One of the most off-putting things to me about #AI #LLM-based tools is that they encourage you to treat these models like people. You talk to it like it’s sentient, and you assume it has a theory of mind, and you give it tasks like you would another person. If it doesn’t work, you have a “conversation” with it as if you’re trying to explain something to another human being, then encourage it to try again.

That sort of interaction necessarily engages your “human interaction” set of skills in your brain, and it is really easy to fall into the trap of believing that an LLM *is* another human being. To me, this illusion creates a moral hazard, encouraging the user to imbue the statistical autocomplete machine with human characteristics that it doesn’t deserve, and explaining its (mis)behavior in human terms. Do this often enough, and the user will start thinking about the model in terms of human interaction, which is a category error with serious implications.

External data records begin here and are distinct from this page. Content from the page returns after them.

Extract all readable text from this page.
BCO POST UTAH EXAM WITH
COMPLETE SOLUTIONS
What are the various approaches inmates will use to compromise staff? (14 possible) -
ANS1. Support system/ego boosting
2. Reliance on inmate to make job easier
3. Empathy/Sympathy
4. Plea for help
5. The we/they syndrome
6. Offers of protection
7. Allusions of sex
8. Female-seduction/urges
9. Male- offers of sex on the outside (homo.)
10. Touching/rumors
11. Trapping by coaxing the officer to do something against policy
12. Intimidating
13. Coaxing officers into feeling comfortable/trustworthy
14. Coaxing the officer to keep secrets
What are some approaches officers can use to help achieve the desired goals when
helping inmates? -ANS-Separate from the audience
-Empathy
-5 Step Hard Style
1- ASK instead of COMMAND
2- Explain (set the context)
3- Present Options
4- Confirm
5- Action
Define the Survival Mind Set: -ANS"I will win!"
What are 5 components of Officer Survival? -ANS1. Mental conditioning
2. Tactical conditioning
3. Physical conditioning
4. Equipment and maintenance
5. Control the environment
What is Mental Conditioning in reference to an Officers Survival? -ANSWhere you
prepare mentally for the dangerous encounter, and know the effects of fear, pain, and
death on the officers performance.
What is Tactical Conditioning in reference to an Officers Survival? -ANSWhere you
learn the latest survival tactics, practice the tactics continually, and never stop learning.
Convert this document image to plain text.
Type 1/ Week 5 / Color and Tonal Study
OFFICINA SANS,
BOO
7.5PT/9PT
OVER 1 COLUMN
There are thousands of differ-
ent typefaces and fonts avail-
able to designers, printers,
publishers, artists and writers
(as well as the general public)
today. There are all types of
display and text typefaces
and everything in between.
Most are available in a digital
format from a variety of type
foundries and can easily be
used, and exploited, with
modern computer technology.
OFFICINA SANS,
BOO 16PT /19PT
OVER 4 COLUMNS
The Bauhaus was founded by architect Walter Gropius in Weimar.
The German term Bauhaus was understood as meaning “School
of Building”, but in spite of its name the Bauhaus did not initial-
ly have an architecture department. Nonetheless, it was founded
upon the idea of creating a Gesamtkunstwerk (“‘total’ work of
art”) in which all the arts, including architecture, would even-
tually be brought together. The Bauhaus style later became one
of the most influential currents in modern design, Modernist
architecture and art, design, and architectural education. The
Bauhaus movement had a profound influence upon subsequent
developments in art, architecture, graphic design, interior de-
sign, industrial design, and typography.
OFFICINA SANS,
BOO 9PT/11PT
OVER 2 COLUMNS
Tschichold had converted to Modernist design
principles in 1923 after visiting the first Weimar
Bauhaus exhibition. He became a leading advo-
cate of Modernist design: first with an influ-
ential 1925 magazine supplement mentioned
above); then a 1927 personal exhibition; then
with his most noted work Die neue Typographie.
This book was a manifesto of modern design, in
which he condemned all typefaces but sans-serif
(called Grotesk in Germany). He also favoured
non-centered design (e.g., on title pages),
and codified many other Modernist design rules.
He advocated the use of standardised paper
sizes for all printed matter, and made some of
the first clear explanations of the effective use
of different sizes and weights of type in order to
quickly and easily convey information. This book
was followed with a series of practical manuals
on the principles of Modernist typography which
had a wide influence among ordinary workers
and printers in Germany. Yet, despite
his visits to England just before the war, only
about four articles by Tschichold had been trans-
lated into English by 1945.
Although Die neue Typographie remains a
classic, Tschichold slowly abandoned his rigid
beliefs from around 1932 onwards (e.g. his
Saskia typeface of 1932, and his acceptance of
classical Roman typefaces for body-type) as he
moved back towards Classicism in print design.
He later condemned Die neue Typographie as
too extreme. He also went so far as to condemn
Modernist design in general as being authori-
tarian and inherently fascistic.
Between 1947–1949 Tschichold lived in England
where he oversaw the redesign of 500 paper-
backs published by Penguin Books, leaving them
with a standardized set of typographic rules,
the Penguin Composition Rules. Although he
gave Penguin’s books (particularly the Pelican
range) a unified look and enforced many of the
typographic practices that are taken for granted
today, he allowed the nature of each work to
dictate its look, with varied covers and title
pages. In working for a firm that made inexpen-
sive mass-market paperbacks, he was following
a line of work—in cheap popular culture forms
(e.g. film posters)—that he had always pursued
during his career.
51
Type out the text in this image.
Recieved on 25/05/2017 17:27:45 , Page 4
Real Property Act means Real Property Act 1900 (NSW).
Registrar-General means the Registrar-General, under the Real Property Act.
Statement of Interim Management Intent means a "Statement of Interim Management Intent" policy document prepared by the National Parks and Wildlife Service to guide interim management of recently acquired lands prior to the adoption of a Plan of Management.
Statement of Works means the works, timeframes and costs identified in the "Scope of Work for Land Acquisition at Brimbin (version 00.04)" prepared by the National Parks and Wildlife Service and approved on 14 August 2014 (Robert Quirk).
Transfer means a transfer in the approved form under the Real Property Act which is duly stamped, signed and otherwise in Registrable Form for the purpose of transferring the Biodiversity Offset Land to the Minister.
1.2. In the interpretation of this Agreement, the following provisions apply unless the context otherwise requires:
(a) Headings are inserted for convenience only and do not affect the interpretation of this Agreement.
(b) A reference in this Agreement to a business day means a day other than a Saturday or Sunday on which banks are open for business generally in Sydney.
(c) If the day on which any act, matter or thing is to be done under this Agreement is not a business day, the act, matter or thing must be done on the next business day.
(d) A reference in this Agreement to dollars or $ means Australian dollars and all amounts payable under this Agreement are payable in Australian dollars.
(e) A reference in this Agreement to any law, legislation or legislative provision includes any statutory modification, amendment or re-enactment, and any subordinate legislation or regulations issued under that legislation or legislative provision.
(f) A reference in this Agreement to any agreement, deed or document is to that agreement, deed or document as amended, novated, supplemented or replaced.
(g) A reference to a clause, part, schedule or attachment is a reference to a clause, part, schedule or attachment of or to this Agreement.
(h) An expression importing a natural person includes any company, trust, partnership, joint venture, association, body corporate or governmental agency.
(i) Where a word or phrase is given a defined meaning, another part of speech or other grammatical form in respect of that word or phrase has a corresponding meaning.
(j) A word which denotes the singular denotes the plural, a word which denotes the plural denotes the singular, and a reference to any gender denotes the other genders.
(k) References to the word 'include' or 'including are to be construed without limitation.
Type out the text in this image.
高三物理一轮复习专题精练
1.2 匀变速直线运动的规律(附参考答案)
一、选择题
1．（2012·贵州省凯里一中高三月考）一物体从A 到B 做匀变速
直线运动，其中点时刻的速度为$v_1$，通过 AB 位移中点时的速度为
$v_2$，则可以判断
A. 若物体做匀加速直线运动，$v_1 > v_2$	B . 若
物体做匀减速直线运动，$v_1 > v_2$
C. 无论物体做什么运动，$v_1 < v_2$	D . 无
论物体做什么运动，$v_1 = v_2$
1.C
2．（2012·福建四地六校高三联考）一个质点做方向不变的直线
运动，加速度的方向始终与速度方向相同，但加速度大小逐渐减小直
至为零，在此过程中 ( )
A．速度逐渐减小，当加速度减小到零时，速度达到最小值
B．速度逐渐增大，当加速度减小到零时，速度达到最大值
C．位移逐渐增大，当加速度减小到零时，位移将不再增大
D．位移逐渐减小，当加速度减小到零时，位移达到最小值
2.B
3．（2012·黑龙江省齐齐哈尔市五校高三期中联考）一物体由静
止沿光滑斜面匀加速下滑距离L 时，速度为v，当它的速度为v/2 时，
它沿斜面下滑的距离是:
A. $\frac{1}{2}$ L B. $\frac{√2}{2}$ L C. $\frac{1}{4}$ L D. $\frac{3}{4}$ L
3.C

Not only is this kind of error bad for your mental health, it also blinds you to vulnerabilities due to the inaccuracy of your mental model. These are statistical word-selecting machines. The illusion of their sentience or humanity resides entirely in your head, because they use human-like phrases that trick you into seeing life where there isn’t. By treating them as something they are not, you are opening yourself to attack vectors, category errors, and unmet expectations that you don’t even realize were possible.
@drahardja the unsettling thing is that making the other choice of interaction modes ALSO has a serious hazard: it trains your subconscious that there's a class of things that talk like humans but should be dehumanized.
@Catfish_Man Right. So the end result of extensive LLM use is either psychosis or sociopathy, unless you are constantly on guard against falling into either camp.
@drahardja @Catfish_Man I have always been a psychotic sociopath, so this sounds like a you problem.